1 Although not relevant here, the Coats Amendment also deems as accredited for federal, state, and local purposes, any "health care entity" that loses its accreditation based solely on itsfailure to follow an accrediting board's abortion-related requirements. 42 U.S.C. §238n(b)(1).

2 The "Title 24" in §1988(a) includes 28 U.S.C. §1343 and 42 U.S.C. §1983. See Lynch v. Household Fin. Corp., 405 U.S. 538, 544 n.7 (1972).

3 See, e.g., Robert G. Marshall & Charles A. Donovan, Blessed Are the Barren: the Social Policy of Planned Parenthood, 291-302 (1991) (Ex. 6).

4 Although the religious views supported here fall squarely within mainstream religious faiths and morality, that is not necessary to trigger our nation's fundamental First Amendment rights or the rights protected by the Church, Coats, and Weldon Amendments. See, e.g., Church of the Lukumi Babalu Aye, Inc. v. City of Hialeah, 508 U.S. 520, 524 (1993) (finding unlawful restriction of a faith with animal sacrifice as a principal form of devotion).

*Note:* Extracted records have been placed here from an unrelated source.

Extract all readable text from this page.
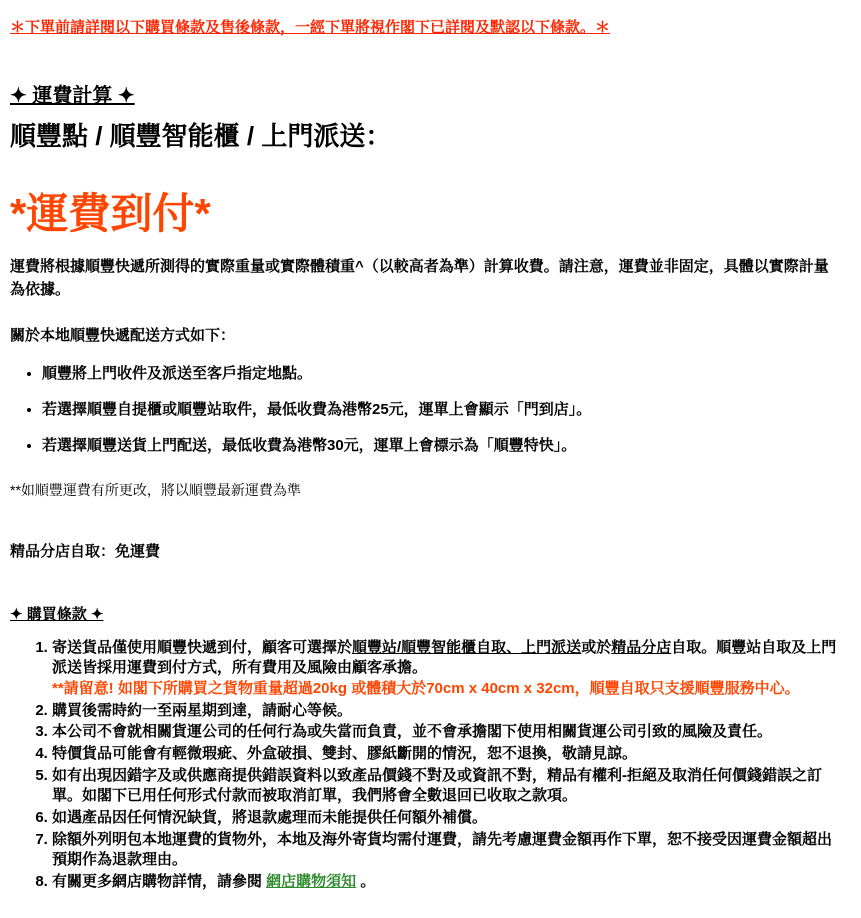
＊下單前請詳閱以下購買條款及售後條款，一經下單將視作閣下已詳閱及默認以下條款。＊

✦ 運費計算 ✦
順豐點 / 順豐智能櫃 / 上門派送：
*運費到付*

運費將根據順豐快遞所測得的實際重量或實際體積重^（以較高者為準）計算收費。請注意，運費並非固定，具體以實際計量為依據。

關於本地順豐快遞配送方式如下：

• 順豐將上門收件及派送至客戶指定地點。
• 若選擇順豐自提櫃或順豐站取件，最低收費為港幣25元，運單上會顯示「門到店」。
• 若選擇順豐送貨上門配送，最低收費為港幣30元，運單上會標示為「順豐特快」。

**如順豐運費有所更改，將以順豐最新運費為準

精品分店自取：免運費

✦ 購買條款 ✦
1. 寄送貨品僅使用順豐快遞到付，顧客可選擇於順豐站/順豐智能櫃自取、上門派送或於精品分店自取。順豐站自取及上門派送皆採用運費到付方式，所有費用及風險由顧客承擔。
**請留意! 如閣下所購買之貨物重量超過20kg 或體積大於70cm x 40cm x 32cm，順豐自取只支援順豐服務中心。
2. 購買後需時約一至兩星期到達，請耐心等候。
3. 本公司不會就相關貨運公司的任何行為或失當而負責，並不會承擔閣下使用相關貨運公司引致的風險及責任。
4. 特價貨品可能會有輕微瑕疵、外盒破損、雙封、膠紙斷開的情況，恕不退換，敬請見諒。
5. 如有出現因錯字及或供應商提供錯誤資料以致產品價錢不對及或資訊不對，精品有權利-拒絕及取消任何價錢錯誤之訂單。如閣下已用任何形式付款而被取消訂單，我們將會全數退回已收取之款項。
6. 如遇產品因任何情況缺貨，將退款處理而未能提供任何額外補償。
7. 除額外列明包本地運費的貨物外，本地及海外寄貨均需付運費，請先考慮運費金額再作下單，恕不接受因運費金額超出預期作為退款理由。
8. 有關更多網店購物詳情，請參閱 網店購物須知 。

5 To the extent that HHS finds that its human-subject protection rules require HHS to use 45 C.F.R. §46.202(f)'s implantation-based definition for the Church, Coats, and Weldon Amendments, HHS must also recognize that the Dickey-Wicker Amendment provides protection from fertilization. See Pub. L. No. 110-161, §509(b), 121 Stat. 1844, 2209 (2007) ("For purposes of this section, the term 'human embryo or embryos' includes any organism, not protected as a human subject under 45 CFR 46 as of the date of the enactment of this Act, that is derived by fertilization, parthenogenesis, cloning, or any other means from one or more human gametes or human diploid cells").

6 FRC and the groups joining these comments agree that HHS should use the proposed certification provisions (proposed §88.5) over Title VI's compliance-assurance provisions (45C.F.R. §80.4). Thus, if HHS incorporates the Title VI enforcement model as outlined above, HHS should make clear that its incorporation of 45 C.F.R. §80.8(b) substitutes that certification process (§88.5) for Title VI's compliance-assurance process (45 C.F.R. §80.4).